Belle Eagle is an unincorporated rural community in Northern Haywood County, Tennessee, United States. Belle Eagle is located seven miles north of Brownsville on Tennessee State Route 54. The Green, Herd, Lee, Lewis, Macon, Mullen, Parks, Taylor, Thornton, Walker, and Williams families were among the early settlers. Some of the land was developed as early as 1820. Much of the area remains in large family farms.
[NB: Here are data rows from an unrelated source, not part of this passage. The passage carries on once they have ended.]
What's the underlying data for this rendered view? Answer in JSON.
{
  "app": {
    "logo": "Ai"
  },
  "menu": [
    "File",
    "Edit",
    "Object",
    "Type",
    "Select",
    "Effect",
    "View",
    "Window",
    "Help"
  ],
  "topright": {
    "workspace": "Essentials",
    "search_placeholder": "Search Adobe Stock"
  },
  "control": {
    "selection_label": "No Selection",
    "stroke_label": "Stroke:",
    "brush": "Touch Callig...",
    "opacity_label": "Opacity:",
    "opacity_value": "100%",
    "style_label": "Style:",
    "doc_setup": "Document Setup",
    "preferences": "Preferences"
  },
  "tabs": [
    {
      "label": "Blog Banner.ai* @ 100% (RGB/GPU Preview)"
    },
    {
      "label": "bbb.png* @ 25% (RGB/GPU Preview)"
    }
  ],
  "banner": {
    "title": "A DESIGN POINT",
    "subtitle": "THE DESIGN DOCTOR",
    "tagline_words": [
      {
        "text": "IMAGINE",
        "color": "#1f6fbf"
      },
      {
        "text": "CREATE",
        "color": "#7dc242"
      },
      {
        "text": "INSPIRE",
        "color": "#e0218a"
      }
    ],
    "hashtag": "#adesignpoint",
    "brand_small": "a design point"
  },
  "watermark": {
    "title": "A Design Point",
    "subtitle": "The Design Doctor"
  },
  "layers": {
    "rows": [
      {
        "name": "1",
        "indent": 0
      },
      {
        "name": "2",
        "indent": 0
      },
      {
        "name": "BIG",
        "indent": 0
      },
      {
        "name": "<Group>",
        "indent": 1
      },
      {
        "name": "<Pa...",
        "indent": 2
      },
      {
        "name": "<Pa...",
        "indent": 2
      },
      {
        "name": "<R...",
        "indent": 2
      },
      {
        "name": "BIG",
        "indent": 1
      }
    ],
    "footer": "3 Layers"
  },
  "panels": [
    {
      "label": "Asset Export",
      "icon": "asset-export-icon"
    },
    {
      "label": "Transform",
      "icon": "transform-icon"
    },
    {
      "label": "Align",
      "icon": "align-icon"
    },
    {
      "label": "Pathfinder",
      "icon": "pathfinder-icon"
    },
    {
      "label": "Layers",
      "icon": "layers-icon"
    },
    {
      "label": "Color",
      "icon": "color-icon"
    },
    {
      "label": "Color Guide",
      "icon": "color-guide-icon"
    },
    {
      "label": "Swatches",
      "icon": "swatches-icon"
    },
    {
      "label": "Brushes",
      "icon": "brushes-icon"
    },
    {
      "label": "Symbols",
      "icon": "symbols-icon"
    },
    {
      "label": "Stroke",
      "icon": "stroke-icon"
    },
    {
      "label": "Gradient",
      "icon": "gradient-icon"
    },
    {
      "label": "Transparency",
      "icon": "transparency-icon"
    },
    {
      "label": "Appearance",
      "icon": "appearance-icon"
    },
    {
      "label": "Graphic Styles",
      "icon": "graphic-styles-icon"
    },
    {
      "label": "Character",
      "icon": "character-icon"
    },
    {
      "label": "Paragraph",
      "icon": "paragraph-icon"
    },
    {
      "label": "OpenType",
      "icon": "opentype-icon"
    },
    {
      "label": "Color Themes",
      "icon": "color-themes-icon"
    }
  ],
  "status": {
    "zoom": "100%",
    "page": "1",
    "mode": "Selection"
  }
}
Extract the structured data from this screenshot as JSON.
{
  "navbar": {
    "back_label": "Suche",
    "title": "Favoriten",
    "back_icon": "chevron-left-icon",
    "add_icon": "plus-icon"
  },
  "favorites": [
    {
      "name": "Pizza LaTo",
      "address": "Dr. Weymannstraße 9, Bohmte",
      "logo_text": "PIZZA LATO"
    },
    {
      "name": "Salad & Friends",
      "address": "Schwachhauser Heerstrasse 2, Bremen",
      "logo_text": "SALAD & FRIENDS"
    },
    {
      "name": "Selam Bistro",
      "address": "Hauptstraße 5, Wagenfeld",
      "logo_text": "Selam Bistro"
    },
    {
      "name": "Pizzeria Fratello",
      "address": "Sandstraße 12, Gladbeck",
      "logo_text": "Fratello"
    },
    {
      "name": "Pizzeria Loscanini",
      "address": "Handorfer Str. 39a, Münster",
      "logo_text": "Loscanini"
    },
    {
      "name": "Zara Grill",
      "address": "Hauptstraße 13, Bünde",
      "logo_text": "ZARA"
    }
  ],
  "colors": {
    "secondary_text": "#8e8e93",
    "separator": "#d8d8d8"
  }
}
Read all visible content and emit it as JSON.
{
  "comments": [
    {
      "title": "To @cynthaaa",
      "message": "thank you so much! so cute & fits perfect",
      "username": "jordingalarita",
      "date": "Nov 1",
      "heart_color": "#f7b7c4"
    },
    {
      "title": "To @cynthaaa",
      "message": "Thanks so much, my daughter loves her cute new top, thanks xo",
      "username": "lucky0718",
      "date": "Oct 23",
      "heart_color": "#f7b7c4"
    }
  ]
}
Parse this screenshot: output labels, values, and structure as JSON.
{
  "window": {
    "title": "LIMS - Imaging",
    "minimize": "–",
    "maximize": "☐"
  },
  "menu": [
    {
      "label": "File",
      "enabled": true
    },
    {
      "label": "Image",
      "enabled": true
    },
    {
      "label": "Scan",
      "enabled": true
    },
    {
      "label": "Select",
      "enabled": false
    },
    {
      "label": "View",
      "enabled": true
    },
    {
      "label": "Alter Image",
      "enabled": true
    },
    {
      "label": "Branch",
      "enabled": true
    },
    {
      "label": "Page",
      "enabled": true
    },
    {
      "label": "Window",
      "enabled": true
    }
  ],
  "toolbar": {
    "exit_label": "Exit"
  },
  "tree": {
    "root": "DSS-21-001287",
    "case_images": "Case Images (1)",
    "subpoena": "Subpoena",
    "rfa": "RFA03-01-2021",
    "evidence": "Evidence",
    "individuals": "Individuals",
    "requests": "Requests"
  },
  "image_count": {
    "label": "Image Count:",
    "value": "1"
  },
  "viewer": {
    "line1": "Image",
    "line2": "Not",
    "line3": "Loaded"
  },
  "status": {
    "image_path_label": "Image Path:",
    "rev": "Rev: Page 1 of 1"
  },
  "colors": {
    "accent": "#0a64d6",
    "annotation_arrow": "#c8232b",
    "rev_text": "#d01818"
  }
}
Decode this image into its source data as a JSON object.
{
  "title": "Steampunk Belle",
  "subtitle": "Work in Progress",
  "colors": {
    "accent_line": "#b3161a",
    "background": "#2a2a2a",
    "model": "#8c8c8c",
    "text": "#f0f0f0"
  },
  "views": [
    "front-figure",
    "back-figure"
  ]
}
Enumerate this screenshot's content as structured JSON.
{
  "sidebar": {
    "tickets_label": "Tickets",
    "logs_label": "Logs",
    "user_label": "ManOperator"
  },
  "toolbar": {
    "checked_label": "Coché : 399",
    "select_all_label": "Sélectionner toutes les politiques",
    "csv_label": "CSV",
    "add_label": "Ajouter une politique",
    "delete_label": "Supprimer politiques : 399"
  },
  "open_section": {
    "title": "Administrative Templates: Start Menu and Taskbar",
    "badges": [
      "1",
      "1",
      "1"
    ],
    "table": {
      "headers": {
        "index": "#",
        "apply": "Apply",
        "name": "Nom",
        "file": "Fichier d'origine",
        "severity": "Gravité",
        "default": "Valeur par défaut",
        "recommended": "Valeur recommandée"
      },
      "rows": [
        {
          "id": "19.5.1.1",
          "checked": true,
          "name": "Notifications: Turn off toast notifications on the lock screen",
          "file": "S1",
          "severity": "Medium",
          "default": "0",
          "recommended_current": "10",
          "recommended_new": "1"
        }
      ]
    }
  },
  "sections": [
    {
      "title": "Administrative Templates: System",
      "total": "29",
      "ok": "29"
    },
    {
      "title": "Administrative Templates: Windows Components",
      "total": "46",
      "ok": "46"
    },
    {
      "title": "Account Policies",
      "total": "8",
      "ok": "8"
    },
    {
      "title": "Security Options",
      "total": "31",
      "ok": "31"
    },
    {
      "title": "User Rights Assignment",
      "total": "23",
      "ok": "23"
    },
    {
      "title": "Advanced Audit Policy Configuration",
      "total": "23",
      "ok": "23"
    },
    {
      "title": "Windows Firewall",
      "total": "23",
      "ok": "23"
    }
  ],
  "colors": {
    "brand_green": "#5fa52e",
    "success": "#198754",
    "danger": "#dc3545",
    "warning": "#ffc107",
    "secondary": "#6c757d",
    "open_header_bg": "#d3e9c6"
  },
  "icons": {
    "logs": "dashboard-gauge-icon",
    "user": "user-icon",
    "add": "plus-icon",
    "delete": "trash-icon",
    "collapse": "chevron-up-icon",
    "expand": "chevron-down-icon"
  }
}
Businesses through the years included:
Gristmill owned by Edgar Parks
Blacksmith Shop operated by Joel Harrell, later by Tom Pruitt
Barber Shop operated by Z. T. Norman
Sawmill and Cotton Gin, co-owned by Mrs. Bessie Bradford Sorrelle and A. A. Mann
General Store operated by Mr. Dedmon, later by Earl Mullen, then Mr. Boggs.
New Store, built by Earl Mullen also had a laundromat and okra buying center

Members of the original families still living in Belle Eagle in 2008 were Bishop, Jameson, Lee, Lewis, Mann, Macon, Roberts, Sorrelle, Sikes, Wiggington and White.

A volunteer fire department is housed in the old one-room Bradford school building which was closed when all schools were consolidated in Brownsville.